John 17:1-5 This is Eternal Life

In the Fall of last year we spent a good bit of time in the Upper Room Discourse found in The Gospel of John chapters 14-16.  In the following chapter, chapter 17, Jesus ends their gathering that night with a prayer.  It has been called by some the “High Priestly Prayer.”  The Lord Jesus prays about the work that he must accomplish, and He prays for His disciples.  I would like to spend the next few weeks diving into the mind of Christ.  Let us listen into His prayer and find out what His will entails.  This chapter is the longest of Jesus’ recorded prayers and is filled with valuable insights as it is spoken only hours before the cross.

READ Scripture- This is the Word of God

Jesus Spoke these Words

The Apostle informs us that Jesus continues to speak, but not in discourse.  We are told that Jesus’ eyes left the viewing of His disciples and lifted up to heaven.  This was the typical way a Jew would pray.  The dialogue with the disciples had ended, and Jesus’ conversation with the Father began.  Remember all the way back to John 2:4 when Mary urged Jesus to do something about the wine shortage at the wedding.  What did He tell her?  “My hour has not yet come.”  The Lord was constantly aware of time during His earthly ministry.  His brothers tried to get Him to go up to the feast in Jerusalem with them, and in John 7:8 Jesus responds, “. . . My time has not yet fully come.”  Several times the Lord escaped the crowds because His hour had not come.  Now, in the upper room with His closest disciples, He speaks to His Father and acknowledges that His hour had come.

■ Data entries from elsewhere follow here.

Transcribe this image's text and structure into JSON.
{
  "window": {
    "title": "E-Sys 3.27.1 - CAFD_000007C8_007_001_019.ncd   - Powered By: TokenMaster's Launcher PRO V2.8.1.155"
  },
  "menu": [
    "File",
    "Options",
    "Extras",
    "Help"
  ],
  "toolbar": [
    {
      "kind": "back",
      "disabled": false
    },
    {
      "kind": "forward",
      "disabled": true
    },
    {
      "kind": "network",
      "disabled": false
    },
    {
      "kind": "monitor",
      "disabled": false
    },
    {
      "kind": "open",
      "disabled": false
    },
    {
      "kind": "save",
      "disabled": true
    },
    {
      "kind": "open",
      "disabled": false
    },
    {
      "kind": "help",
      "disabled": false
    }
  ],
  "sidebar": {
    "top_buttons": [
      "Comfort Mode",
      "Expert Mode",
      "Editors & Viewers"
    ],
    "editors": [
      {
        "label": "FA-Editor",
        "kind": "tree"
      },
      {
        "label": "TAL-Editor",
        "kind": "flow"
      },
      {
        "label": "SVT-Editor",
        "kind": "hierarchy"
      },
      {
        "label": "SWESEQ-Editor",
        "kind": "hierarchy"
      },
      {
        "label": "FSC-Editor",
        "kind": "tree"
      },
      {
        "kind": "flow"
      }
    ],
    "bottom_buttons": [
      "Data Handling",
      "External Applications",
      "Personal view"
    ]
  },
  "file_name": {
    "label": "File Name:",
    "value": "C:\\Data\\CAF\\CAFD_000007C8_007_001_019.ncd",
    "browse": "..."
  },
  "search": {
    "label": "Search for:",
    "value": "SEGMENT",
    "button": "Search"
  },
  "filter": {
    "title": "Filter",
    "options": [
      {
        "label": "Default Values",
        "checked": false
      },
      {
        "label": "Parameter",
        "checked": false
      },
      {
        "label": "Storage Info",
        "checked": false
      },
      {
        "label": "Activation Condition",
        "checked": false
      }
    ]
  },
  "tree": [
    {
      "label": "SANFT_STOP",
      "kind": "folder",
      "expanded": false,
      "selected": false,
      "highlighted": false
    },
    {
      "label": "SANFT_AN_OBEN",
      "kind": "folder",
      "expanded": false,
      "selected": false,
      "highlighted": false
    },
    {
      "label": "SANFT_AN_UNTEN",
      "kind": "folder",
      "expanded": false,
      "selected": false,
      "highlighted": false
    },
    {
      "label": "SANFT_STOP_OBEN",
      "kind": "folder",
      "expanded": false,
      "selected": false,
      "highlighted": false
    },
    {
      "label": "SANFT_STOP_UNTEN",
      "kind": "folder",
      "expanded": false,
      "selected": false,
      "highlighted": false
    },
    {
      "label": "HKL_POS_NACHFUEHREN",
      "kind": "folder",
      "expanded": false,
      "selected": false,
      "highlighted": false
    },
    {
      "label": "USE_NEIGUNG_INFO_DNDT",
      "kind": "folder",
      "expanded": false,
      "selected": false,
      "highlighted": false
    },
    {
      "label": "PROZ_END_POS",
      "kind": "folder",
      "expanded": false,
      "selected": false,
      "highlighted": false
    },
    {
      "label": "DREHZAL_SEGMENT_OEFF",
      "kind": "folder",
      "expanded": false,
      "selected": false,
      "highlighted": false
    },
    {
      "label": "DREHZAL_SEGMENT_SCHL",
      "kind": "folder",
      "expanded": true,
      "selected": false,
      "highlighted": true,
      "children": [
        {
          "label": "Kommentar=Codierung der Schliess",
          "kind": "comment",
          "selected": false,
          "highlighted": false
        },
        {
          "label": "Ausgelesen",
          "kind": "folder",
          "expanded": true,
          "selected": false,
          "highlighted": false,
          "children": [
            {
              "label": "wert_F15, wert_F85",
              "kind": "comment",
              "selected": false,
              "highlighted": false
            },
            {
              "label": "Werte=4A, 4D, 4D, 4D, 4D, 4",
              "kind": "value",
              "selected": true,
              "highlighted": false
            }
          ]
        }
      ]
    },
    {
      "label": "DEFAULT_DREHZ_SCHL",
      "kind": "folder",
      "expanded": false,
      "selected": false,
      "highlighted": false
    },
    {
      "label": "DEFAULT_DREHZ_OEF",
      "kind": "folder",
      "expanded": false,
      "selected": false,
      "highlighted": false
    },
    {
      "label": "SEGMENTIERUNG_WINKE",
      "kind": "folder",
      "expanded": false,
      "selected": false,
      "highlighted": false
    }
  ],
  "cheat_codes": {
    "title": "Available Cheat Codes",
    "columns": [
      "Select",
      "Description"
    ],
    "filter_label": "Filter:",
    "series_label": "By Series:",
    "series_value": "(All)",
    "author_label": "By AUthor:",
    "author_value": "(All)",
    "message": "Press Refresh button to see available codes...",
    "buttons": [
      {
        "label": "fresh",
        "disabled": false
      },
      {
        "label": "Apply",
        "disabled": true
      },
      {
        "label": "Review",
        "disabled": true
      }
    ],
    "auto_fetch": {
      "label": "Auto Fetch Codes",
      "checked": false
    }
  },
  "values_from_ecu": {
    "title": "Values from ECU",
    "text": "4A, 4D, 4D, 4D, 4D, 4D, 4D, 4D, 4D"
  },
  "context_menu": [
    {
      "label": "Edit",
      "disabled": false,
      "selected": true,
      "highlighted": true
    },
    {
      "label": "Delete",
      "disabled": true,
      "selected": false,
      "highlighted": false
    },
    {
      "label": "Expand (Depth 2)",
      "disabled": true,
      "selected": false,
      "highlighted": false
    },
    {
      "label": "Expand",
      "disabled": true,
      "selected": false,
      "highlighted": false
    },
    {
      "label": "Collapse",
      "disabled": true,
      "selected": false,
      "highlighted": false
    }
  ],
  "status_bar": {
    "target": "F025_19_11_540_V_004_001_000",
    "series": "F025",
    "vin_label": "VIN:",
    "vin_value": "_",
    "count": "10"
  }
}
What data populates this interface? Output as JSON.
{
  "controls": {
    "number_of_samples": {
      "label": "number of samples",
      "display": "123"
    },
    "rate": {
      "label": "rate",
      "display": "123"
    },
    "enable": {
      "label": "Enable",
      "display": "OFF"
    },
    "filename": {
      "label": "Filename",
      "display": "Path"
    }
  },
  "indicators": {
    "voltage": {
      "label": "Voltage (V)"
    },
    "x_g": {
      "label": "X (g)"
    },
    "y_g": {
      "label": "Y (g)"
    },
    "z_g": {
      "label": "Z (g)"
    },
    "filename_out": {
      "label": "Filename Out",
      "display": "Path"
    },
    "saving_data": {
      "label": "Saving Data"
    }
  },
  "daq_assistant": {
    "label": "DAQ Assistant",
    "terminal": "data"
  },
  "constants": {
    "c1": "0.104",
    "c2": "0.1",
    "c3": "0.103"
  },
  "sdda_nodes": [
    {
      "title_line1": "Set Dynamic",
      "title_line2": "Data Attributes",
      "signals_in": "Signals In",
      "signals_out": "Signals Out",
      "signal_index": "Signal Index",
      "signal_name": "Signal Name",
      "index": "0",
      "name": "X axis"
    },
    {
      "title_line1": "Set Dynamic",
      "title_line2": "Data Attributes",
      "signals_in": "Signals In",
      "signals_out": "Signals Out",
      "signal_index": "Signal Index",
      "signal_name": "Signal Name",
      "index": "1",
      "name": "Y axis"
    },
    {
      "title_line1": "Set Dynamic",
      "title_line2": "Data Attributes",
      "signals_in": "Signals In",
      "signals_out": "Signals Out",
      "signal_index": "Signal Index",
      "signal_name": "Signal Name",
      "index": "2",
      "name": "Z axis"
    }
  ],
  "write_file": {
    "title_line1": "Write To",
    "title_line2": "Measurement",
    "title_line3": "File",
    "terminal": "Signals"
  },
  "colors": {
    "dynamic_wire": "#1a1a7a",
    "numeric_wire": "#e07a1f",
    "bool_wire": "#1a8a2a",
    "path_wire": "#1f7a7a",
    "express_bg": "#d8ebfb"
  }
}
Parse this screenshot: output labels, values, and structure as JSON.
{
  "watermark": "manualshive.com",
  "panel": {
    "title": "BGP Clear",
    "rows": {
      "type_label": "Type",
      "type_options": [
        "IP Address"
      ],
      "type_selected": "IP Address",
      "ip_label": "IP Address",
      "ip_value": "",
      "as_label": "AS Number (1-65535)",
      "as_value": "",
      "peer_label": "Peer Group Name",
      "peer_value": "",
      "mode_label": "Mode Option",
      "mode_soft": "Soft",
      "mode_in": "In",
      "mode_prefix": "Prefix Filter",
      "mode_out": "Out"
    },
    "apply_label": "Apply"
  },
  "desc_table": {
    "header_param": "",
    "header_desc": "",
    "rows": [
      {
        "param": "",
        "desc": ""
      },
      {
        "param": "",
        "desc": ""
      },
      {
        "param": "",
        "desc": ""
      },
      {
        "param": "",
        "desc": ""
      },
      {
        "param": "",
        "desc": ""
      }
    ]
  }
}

When Jesus requests to be glorified, He means that He is ready for the Father to make the divine plan of redemption complete.  He is ready to suffer and die on the cross for the redemption of man and the defeat of the evil one.  He is ready to bear the penalty of man’s sin as the substitute.  He is ready to be raised from that death, and to ascend back to His rightful place.  That is what it means for Christ to be glorified.  The Father would be intimately involved in that glorification.

Jesus has been given the authority to enact the divine plan of salvation over all flesh.  The goal of the glorification of the Son of God is the gift of eternal life for man.  Listen carefully, life is in Christ!  (SEE John 1:4; 3:15-16; 4:14; 5:21 . . . .  Do I need to show you more?)  If you are going to be saved, it is going to be because of the person and accomplishments of the Lord Jesus Christ.  Are you leaning on Him or yourself?  Are you trusting in Him or yourself?  Let me make it simple: Do you talk much about Him or yourself?  Do you think much about Him or yourself?
Jesus glorifies the Father by giving life to people.

This is Eternal Life

There is only one true God and you must know Him to have eternal life.  You must also know the One whom God has sent, Jesus Christ.  Christ has come to reveal the Father.  In fact, you can not know the Father if you do not know Christ. 

Eternal Life = Knowing the Father and Son.  Knowing God is not a means of finding eternal life.  That in itself is eternal life.  It will take an eternity to search the depths of God.

Finished the Work

Jesus was so sure that He would follow through with the suffering that He says that He has completed the work.  The preexistence of the Son is acknowledged here.  He was the Word in the beginning, was with God, and in fact was God.  Jesus prays for Himself in the sense that He wills to be back in the place of glory that He had left.  Yet, this is not a selfish prayer by any means.  It is the Father’s plan that Jesus be exalted back to His place in glory, and it would mean victory for all who know and believe in the Son of God.  If Christ did not return to His exalted place, we would be shamed.  Jesus Christ sought glory in the cross.  You may think, why not military victory?  Why not economic victory?  Know this: the foolishness of God is greater than the wisdom of man.


These first five verses of Christ’s prayer are often said to be Jesus’ prayer for Himself.  As you can see, there is no self-seeking.  He prays that the Father’s will be done.  After all, the glorification that He is talking about is for the sake of mankind.  He bore our penalty as our substitute.  The glorification of the Lord Jesus Christ is our means of eternal life.

Christ trusted fully in the plan of God.  I would urge you to do the same.
Christ trusted fully in the plan of God, even when it caused suffering.  I urge you to do the same.

If we are to apply the accomplishments of Christ in our own lives, church, and community, then we must seek to find glory where He found glory.  He sought glory in sufferings and ultimately in His death on the cross.  If you are going to point someone to glory, if you want eternal life for them, you must point them to the suffering of Christ.  Life is found in Christ and no one else.